A Cheng thought, yes, a woman as pure as moonlight like Bi Li would surely hate someone stained with blood.

Bi Li continued to murmur, her gaze fixed on the simple shed roof, where there were several cobwebs, shriveled cocoons, and the corpse of a large spider.

"Xiao Luo, he came to find me. But this time he brought many… people. Xiao Luo told me to bring him here. Later, someone beside him, stabbed me. It hurt so much."

A Cheng listened silently, his heart filled with mixed emotions.

"Xiao Luo, he is still Xiao Luo, he said I was in the way, and then he said I was innocent, I don't understand… A Cheng," she finally moved her gaze from the shed roof and looked at A Cheng, "What do you think he meant?"

A Cheng forced a smile. He didn't even know if that Xiao Luo was old or young, but from what Bi Li had said initially, he could probably tell that Xiao Luo was an ambitious person.

Bi Li continued to question him relentlessly, repeatedly recounting her memories with Xiao Luo, which made A Cheng very agitated.

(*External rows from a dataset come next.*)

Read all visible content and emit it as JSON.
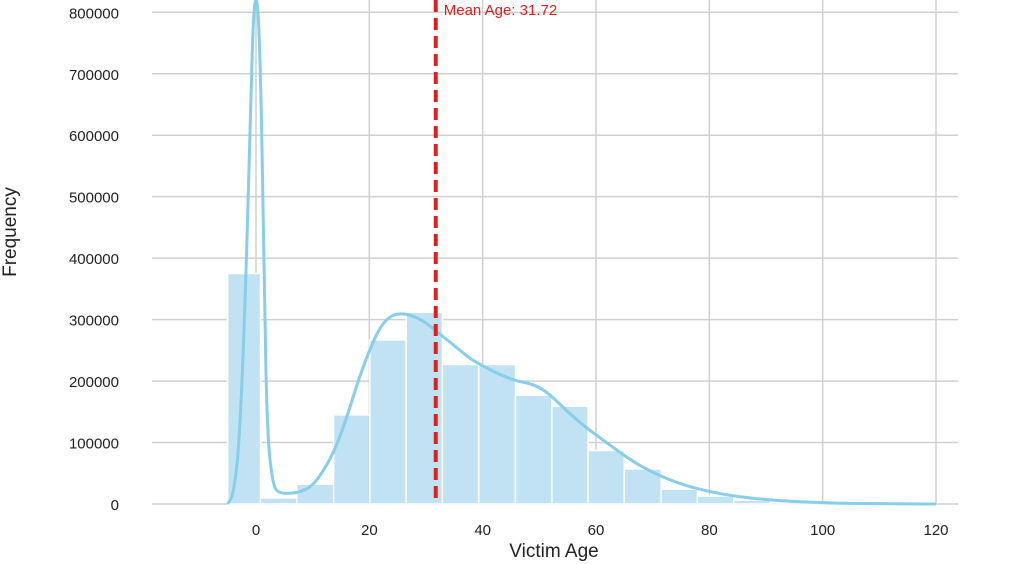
{
  "chart_data": {
    "type": "bar",
    "xlabel": "Victim Age",
    "ylabel": "Frequency",
    "xlim": [
      -18,
      121
    ],
    "ylim": [
      0,
      820000
    ],
    "xticks": [
      0,
      20,
      40,
      60,
      80,
      100,
      120
    ],
    "yticks": [
      0,
      100000,
      200000,
      300000,
      400000,
      500000,
      600000,
      700000,
      800000
    ],
    "grid": true,
    "bars": [
      {
        "x0": -5,
        "x1": 0.8,
        "value": 375000
      },
      {
        "x0": 0.8,
        "x1": 7.2,
        "value": 10000
      },
      {
        "x0": 7.2,
        "x1": 13.7,
        "value": 32000
      },
      {
        "x0": 13.7,
        "x1": 20.1,
        "value": 145000
      },
      {
        "x0": 20.1,
        "x1": 26.5,
        "value": 267000
      },
      {
        "x0": 26.5,
        "x1": 32.9,
        "value": 312000
      },
      {
        "x0": 32.9,
        "x1": 39.3,
        "value": 227000
      },
      {
        "x0": 39.3,
        "x1": 45.8,
        "value": 227000
      },
      {
        "x0": 45.8,
        "x1": 52.2,
        "value": 177000
      },
      {
        "x0": 52.2,
        "x1": 58.6,
        "value": 159000
      },
      {
        "x0": 58.6,
        "x1": 65.0,
        "value": 87000
      },
      {
        "x0": 65.0,
        "x1": 71.5,
        "value": 57000
      },
      {
        "x0": 71.5,
        "x1": 77.9,
        "value": 24000
      },
      {
        "x0": 77.9,
        "x1": 84.3,
        "value": 13000
      },
      {
        "x0": 84.3,
        "x1": 90.7,
        "value": 6000
      },
      {
        "x0": 90.7,
        "x1": 97.1,
        "value": 3000
      },
      {
        "x0": 97.1,
        "x1": 103.6,
        "value": 1000
      },
      {
        "x0": 103.6,
        "x1": 110.0,
        "value": 500
      },
      {
        "x0": 110.0,
        "x1": 116.4,
        "value": 200
      }
    ],
    "kde": {
      "x": [
        -5,
        -4,
        -3,
        -2,
        -1,
        -0.5,
        0,
        0.5,
        1,
        1.5,
        2,
        3,
        4,
        6,
        8,
        10,
        12,
        14,
        16,
        18,
        20,
        22,
        24,
        26,
        28,
        30,
        32,
        34,
        36,
        38,
        40,
        42,
        44,
        46,
        48,
        50,
        52,
        55,
        58,
        62,
        66,
        70,
        75,
        80,
        85,
        90,
        95,
        100,
        105,
        110,
        115,
        120
      ],
      "y": [
        0,
        15000,
        90000,
        300000,
        620000,
        790000,
        830000,
        790000,
        620000,
        330000,
        110000,
        30000,
        18000,
        17000,
        20000,
        30000,
        55000,
        90000,
        140000,
        200000,
        250000,
        290000,
        308000,
        310000,
        305000,
        295000,
        280000,
        265000,
        250000,
        235000,
        225000,
        215000,
        207000,
        200000,
        197000,
        190000,
        177000,
        150000,
        126000,
        99000,
        72000,
        51000,
        32000,
        20000,
        12000,
        7000,
        4000,
        2000,
        1000,
        500,
        200,
        0
      ]
    },
    "mean_line": {
      "x": 31.72,
      "label": "Mean Age: 31.72"
    },
    "colors": {
      "bar": "#c0e2f2",
      "bar_edge": "#ffffff",
      "kde": "#87ceeb",
      "mean": "#e02020",
      "grid": "#d0d0d0"
    }
  }
}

"He doesn't want you anymore, he wants to kill you! Don't you understand?!"

Bi Li froze, "What is 'kill'?"

A Cheng was speechless.

Bi Li didn't understand the suffering of mortals; she had no emotions or desires.

A Cheng tried to explain what killing was, what death was, but Bi Li still only half-understood.

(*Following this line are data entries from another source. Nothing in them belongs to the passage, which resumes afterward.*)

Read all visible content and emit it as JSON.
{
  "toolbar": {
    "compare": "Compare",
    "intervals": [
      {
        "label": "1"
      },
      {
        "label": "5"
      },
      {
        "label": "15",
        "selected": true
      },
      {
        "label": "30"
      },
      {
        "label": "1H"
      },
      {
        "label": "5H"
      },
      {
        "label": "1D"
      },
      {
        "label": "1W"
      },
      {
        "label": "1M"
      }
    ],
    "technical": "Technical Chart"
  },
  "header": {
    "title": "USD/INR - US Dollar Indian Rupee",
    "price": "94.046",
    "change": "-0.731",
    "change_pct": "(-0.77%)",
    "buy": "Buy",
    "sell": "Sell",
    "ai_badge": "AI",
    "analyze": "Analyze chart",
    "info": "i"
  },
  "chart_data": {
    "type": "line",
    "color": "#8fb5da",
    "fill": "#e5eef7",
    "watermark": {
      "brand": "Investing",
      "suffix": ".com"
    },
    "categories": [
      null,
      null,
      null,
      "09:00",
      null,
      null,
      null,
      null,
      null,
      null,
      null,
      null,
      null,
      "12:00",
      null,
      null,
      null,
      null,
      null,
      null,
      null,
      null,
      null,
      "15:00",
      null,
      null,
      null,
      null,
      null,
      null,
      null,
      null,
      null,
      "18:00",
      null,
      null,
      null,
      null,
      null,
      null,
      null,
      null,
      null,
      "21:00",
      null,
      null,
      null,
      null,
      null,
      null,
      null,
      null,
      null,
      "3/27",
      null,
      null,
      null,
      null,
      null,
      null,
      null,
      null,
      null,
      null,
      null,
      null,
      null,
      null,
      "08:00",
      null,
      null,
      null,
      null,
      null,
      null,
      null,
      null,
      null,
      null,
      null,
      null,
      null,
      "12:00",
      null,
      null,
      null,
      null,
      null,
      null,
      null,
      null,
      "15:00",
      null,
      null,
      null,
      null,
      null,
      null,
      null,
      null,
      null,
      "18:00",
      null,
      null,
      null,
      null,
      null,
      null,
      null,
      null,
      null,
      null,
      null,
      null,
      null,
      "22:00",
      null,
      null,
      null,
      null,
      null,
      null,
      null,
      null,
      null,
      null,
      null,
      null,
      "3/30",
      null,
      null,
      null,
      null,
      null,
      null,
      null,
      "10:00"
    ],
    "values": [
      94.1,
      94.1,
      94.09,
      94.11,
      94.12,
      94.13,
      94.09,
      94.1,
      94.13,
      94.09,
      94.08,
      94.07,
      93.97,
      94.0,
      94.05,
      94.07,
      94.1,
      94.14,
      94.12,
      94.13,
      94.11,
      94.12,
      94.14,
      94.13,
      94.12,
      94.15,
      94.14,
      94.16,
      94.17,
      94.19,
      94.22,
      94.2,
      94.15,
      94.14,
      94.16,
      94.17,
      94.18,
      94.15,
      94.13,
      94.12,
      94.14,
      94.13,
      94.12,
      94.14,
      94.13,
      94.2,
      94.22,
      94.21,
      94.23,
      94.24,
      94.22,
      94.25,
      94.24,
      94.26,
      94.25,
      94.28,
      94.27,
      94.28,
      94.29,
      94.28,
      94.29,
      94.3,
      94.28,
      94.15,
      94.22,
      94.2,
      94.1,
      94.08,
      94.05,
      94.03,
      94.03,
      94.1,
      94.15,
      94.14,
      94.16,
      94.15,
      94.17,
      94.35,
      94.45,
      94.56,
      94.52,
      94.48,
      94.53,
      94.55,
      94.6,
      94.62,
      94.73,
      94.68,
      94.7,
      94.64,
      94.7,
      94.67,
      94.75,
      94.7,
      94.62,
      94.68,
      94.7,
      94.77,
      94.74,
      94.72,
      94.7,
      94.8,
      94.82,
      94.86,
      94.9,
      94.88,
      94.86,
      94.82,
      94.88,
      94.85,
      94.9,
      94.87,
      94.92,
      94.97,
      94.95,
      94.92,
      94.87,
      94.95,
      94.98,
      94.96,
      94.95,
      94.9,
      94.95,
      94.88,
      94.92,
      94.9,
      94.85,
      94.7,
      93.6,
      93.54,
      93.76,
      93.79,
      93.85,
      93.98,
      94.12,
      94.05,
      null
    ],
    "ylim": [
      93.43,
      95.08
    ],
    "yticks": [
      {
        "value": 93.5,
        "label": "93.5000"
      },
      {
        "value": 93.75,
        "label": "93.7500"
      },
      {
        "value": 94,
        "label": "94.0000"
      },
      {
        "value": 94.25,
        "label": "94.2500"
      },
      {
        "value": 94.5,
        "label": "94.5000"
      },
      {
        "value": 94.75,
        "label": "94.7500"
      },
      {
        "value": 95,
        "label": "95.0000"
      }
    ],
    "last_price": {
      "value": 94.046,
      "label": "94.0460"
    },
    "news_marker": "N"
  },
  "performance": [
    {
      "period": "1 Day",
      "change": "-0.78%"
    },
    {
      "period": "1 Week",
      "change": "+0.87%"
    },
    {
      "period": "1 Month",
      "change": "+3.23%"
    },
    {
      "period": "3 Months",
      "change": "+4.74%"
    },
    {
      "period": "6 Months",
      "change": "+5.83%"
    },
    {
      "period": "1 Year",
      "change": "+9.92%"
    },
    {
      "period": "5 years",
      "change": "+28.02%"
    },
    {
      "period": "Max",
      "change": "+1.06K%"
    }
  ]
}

Finally, she understood. "It means never waking up again, right?"

A Cheng felt a bit powerless, "Death isn't sleeping. After death, there are no more dreams."

At this, Bi Li became afraid.

"No dreams? Then I don't like death."

A Cheng sneered, yes, no one liked death. Death should be an existence that all sentient beings fear and avoid.

Father steamed the boiled bandages dry with internal energy and went into the shed to bandage Bi Li.

"Go, keep going," Father said indifferently.

The expression on A Cheng's face immediately receded the moment he saw his Father. He silently picked up his pack and carried Bi Li.

Father gave him a mocking look, said nothing, and carrying the medicine box, led the way out.

They traveled frantically. When they reached the city, they asked the inn when they could leave. Father wanted to go out to sea. Learning that the next caravan would depart in half a month, he rented a carriage and set off on his own.

There was no need to worry about bandits during the journey, because there were no bandits.

What they had to worry about were wild beasts, or rather, mountain and water spirits.

Father, with A Cheng and Bi Li, had practically fled their homeland.

The day after they left the province, a piece of news spread throughout the Pure Land.

The Vajra Sect was annihilated.

A Cheng looked at the gloomy sky.

He didn't like the climate here; it was humid and stuffy.

This was Guangdong.

The Lion Appearance Sect's stronghold.

In the fourteen provinces of the world, each had a sect guarding it.

Guangdong's Lion Appearance Sect was the foremost in the world.

Simply because they once produced a disciple named Li Dingxun.

Second in historical records, first among mortals, a match for ten thousand men.

Upon learning of the Vajra Sect's annihilation, the Lion Appearance Sect was furious and immediately dispatched masters to the Western Regions overnight.

The two families, one in the east and one in the west, were thousands of miles apart, yet their relationship was as close as if they were one family.

A Cheng thought that he should also be considered family with the Lion Appearance Sect.

It was just that he was now homeless.